Hundreds of staff at the Swiss bank's Canary Wharf headquarters in London and at offices across New York could be affected by the move.
The investment bank, which is preparing to float its Winterthur insurance business in the second-half of the year, will ask some staff to relocate, although the majority of the jobs will be filled from India's graduate community.
The new staff would carry out IT roles from back office to application building, working with staff around the world through dedicated servers. Although a final decision to "push the button" has yet to be made, it is understood plans are at a fairly advanced stage.
Credit Suisse's global technology and operations division, run by Eileen Murray, has already briefed a number of key suppliers to ask them to carry out "reconnaissance missions" to help them set up shop in India.
Providers including leading technology firms and property consultants have been asked to come up with detailed costs of carrying out such a move. A Credit Suisse spokesman said last night: "Credit Suisse operates in a highly competitive industry. As part of our commitment to clients and shareholders, we constantly explore new innovative sourcing opportunities."
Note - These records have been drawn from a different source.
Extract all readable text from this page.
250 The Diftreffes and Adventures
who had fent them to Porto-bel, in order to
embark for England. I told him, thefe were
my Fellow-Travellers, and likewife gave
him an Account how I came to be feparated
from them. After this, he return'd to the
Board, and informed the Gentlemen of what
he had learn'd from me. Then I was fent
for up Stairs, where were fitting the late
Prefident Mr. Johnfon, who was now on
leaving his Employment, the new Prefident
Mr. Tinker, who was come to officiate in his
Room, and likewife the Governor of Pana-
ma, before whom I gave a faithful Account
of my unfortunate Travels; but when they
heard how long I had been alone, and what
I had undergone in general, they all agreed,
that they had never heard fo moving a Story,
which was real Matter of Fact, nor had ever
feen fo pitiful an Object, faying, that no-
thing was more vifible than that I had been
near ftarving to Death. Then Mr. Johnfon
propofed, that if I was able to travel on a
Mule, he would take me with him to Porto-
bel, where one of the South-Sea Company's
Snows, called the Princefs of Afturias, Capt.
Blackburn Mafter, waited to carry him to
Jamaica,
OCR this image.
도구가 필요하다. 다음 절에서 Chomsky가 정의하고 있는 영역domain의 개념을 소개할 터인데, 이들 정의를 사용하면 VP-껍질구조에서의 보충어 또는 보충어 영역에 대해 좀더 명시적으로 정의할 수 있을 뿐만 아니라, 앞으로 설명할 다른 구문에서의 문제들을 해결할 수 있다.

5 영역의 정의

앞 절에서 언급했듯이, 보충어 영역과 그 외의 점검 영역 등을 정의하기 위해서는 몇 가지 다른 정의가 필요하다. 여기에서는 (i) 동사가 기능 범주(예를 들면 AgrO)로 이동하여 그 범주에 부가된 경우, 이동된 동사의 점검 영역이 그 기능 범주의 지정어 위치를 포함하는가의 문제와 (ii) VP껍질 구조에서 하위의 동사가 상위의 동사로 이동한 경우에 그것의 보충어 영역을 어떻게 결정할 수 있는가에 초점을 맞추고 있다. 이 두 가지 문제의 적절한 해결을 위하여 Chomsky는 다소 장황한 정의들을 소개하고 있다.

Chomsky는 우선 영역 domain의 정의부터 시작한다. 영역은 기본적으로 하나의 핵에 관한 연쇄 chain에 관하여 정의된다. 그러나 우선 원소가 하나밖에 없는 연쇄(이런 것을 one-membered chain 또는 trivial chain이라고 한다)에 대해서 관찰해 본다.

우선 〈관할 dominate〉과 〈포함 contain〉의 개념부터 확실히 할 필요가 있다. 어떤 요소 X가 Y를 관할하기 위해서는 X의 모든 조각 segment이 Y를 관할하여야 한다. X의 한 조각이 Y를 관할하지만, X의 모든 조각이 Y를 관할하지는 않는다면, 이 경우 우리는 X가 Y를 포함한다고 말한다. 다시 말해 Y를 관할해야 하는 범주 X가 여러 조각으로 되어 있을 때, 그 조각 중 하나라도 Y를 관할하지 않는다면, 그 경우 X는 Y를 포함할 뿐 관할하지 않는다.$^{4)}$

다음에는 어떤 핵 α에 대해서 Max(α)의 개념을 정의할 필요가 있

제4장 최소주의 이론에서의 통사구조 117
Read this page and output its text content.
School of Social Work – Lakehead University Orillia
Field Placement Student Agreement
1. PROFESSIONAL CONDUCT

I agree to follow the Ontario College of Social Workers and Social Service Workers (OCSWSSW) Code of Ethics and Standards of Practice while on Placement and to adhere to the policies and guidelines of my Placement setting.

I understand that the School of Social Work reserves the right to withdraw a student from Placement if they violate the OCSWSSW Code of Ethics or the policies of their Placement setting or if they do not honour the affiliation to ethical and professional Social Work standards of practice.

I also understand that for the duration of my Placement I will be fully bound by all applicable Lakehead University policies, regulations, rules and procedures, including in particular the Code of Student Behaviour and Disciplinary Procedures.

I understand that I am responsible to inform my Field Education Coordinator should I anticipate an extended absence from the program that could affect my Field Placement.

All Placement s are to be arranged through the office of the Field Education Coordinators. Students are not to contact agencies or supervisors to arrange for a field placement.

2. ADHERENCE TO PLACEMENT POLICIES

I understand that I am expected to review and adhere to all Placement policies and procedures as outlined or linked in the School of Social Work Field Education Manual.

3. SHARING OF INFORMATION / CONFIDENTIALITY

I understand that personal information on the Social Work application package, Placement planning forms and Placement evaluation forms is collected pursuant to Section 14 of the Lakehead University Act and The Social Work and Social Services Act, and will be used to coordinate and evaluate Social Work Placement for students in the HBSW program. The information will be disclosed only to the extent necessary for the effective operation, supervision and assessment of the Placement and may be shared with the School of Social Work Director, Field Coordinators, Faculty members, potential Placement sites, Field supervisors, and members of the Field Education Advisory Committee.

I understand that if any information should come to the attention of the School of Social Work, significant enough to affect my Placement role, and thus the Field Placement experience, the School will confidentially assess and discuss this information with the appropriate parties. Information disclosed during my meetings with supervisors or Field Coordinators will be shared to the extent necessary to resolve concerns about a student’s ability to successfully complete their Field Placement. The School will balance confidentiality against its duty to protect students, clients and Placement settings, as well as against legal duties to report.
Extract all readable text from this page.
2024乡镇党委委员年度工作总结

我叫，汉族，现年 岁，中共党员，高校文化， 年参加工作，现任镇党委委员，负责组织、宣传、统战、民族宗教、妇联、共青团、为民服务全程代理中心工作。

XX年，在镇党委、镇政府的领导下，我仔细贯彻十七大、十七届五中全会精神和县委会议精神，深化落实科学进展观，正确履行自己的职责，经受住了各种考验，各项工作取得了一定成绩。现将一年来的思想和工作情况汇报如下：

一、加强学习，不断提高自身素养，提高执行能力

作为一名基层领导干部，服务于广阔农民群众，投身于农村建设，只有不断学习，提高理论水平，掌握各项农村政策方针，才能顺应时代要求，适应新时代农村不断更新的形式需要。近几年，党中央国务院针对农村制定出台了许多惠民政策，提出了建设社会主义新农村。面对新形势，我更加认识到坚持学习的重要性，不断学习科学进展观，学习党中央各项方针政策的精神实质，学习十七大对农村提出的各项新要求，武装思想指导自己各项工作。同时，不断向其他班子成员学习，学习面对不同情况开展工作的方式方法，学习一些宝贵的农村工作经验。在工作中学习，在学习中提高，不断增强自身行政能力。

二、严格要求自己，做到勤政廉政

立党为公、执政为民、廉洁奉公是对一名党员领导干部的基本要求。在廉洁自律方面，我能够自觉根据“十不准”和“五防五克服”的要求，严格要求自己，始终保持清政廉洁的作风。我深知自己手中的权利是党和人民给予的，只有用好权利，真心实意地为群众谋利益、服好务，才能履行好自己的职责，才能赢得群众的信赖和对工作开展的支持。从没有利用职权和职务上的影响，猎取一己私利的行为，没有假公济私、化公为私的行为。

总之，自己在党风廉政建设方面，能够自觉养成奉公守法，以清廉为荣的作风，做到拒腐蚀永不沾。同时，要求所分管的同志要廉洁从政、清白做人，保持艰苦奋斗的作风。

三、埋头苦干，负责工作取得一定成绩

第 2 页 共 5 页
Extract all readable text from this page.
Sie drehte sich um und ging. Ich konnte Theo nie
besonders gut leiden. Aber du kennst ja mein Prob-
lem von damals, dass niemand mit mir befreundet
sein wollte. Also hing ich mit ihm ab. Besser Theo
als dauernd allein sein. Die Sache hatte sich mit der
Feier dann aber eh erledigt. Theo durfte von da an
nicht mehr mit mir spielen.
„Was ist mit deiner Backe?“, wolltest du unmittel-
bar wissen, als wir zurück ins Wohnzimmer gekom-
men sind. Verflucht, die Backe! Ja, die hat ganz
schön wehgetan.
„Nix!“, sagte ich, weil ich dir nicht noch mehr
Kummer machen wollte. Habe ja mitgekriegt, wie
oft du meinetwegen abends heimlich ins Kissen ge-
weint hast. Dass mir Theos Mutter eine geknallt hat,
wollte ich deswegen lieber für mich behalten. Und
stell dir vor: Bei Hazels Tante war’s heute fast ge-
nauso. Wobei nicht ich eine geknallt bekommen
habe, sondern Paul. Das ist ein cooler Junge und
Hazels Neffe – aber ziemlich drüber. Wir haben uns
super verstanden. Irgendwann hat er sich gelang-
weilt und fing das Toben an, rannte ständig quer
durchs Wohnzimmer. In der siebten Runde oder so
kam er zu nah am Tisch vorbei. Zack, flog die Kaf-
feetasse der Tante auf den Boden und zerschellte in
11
Declining to comment specifically on India, he added: "We review opportunities, particularly those that will allow us to continue to provide superior service to our clients, while driving cost savings for our shareholders."
If the final decision is made to move the posts, Credit Suisse will be following in the footsteps of a number of British financial institutions.
News of the potential passage to India emerged as Credit Suisse unveiled a 26 per cent rise in costs in the fourth quarter, with net profits of Sfr1.1 billion at the low end of analyst expectations.